An elderly woman sitting in a wheelchair stopped me in the hallway of the hospital. She had a pensive look on her face. She wanted to speak with someone about something troubling her, so she asked me this sincere question: “Brother, will I be able to walk again?”
I was a bit perplexed by this woman’s question. She wanted to know if her legs would ever function again. Now, I did take a biology class in high school, but I don’t think she wanted me to sing “Dem Bones” for her. In no way did I have any expertise in the field of human anatomy, so I could not provide her a medical answer.
I could attempt to console her by placing her difficulty in context. As frustrating as losing mobility might be, she still could live a full and meaningful life. Walking, after all, is mostly a means to enjoying other ends: going to the store, meeting with friends, exploring a street. With the help of a wheelchair, and her otherwise good state of health, she has every possibility of leading an active lifestyle.

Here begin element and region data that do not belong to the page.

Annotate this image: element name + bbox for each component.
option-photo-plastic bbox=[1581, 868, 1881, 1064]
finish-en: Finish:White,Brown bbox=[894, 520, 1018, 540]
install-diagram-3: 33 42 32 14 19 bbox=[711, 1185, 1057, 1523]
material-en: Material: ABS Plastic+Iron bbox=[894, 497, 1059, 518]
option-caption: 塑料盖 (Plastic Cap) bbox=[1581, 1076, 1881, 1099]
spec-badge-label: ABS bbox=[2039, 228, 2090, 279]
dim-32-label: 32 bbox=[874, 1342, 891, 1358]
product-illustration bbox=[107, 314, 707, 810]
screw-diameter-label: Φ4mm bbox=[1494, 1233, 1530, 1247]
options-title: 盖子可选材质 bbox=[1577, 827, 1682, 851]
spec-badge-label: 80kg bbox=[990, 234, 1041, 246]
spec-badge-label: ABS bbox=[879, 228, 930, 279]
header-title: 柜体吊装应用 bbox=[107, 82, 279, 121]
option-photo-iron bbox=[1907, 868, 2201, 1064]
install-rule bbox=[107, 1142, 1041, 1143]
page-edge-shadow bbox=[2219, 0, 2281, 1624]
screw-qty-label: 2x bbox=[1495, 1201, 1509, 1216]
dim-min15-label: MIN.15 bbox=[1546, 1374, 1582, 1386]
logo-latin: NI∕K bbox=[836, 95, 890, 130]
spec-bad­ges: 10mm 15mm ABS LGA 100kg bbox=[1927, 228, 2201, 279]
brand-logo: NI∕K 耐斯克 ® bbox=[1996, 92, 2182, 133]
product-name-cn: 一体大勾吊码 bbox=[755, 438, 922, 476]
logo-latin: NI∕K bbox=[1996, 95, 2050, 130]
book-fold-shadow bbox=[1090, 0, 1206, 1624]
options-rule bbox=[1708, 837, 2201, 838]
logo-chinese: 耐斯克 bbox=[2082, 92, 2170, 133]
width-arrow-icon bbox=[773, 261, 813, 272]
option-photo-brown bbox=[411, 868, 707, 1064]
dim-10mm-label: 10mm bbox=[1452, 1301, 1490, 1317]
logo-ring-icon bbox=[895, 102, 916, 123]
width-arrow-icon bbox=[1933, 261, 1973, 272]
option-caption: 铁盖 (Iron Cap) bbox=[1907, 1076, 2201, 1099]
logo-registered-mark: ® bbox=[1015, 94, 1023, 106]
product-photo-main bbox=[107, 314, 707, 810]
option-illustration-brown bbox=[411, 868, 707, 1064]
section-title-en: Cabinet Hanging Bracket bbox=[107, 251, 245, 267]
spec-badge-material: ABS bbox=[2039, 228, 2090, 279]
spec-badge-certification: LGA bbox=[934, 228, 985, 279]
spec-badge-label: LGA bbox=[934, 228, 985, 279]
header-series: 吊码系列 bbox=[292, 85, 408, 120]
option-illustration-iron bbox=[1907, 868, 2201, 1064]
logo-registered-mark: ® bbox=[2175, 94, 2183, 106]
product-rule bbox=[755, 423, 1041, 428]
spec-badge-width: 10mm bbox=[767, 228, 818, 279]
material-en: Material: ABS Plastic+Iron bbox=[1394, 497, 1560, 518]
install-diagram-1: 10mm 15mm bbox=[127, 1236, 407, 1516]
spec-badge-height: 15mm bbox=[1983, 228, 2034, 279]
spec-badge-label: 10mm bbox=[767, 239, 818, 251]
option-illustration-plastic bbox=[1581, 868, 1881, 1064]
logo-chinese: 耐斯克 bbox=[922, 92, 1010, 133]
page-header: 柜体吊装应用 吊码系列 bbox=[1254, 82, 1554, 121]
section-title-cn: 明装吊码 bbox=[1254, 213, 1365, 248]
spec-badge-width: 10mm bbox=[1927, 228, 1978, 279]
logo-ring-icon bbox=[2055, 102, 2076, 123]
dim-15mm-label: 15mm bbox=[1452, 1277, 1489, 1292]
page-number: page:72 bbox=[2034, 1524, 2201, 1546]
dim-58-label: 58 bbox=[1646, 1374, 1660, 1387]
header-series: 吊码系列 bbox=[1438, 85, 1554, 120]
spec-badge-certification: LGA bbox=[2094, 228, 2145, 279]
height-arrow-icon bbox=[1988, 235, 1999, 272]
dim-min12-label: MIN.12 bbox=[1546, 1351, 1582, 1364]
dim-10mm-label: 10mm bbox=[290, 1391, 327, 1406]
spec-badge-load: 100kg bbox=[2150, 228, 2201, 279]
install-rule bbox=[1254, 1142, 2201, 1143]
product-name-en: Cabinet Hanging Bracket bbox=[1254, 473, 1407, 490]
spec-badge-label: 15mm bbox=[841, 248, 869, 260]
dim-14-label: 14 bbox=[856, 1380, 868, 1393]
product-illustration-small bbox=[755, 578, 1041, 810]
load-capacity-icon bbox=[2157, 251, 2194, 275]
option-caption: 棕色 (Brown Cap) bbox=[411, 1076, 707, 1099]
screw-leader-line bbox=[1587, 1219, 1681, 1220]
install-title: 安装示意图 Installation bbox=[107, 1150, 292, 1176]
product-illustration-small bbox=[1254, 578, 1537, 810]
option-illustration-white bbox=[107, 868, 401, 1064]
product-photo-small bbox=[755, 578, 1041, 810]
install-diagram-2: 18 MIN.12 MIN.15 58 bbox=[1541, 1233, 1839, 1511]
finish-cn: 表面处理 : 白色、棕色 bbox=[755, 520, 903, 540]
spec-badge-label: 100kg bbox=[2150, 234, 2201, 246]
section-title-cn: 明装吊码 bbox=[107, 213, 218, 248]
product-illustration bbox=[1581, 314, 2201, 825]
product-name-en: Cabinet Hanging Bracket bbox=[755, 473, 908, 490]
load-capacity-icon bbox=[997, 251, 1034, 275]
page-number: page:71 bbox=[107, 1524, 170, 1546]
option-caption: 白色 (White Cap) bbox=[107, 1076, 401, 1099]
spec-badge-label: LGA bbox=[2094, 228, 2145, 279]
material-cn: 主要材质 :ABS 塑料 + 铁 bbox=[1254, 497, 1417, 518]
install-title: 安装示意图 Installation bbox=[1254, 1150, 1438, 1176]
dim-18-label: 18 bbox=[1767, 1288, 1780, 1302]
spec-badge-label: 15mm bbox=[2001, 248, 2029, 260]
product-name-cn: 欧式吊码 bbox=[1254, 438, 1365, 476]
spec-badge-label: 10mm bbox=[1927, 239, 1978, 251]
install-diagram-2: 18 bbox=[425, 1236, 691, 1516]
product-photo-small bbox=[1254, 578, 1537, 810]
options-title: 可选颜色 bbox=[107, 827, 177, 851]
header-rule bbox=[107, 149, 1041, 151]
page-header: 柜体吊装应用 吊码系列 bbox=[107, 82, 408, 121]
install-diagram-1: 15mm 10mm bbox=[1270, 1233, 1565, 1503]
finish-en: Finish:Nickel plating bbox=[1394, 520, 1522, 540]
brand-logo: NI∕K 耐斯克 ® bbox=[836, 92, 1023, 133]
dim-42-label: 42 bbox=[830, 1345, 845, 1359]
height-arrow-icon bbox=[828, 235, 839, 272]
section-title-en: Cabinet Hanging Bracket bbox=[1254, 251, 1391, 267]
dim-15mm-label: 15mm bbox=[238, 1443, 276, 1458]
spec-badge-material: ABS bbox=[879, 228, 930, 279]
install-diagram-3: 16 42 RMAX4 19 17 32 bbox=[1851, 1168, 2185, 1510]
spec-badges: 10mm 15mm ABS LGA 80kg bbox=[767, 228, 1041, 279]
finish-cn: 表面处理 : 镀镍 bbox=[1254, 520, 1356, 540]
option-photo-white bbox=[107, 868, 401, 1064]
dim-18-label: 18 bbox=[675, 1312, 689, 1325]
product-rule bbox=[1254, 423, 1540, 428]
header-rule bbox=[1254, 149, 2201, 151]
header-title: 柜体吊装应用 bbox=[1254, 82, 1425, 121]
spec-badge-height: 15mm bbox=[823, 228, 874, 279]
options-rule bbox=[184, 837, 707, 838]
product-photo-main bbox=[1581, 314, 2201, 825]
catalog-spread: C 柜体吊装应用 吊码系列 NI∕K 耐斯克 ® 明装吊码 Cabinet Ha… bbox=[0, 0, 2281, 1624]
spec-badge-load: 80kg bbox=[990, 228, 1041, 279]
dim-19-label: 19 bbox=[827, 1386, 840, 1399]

Yet these kinds of soothing words would have been cold comfort. She didn’t want to know she could just get by—she wanted assurance that she could somehow be healed. Not just because she wanted to be unconstrained by a wheelchair, though that was undoubtedly true. No, the reason she asked me—someone entirely uneducated in the arts of medicine—is the same reason people asked Jesus whether they could be healed. They were not only sick in body, but sick at heart.
There are many instances in the Gospels of people struck with physical ailments: blindness, leprosy, paralysis. Many of these people came to Jesus asking to be healed, and this Jesus miraculously accomplished. His outward healings had deeper importance, though. Jesus did not perform a medical operation or prescribe medication, nor was he using some magical power. Rather, he gave an outward sign of how God heals all our brokenness. The most serious infirmity that the sick in the Gospel suffered was separation from friendship with God, along with alienation from the community. In healing them, Jesus shows the cure for these same disabilities which all of us struggle with today: the grace of faith. In faith, we trust that God, even in our suffering, is drawing us into closer communion with him.
The woman in the hospital asked me a question that seemed straightforward. In the field of medicine, I had little hope to offer. Yet, just as in the time of the Gospels, Jesus still offers to heal our spiritual brokenness if only we have faith in him. I could tell her the good news: “Yes, you will walk again; you will be walking on water with Jesus!”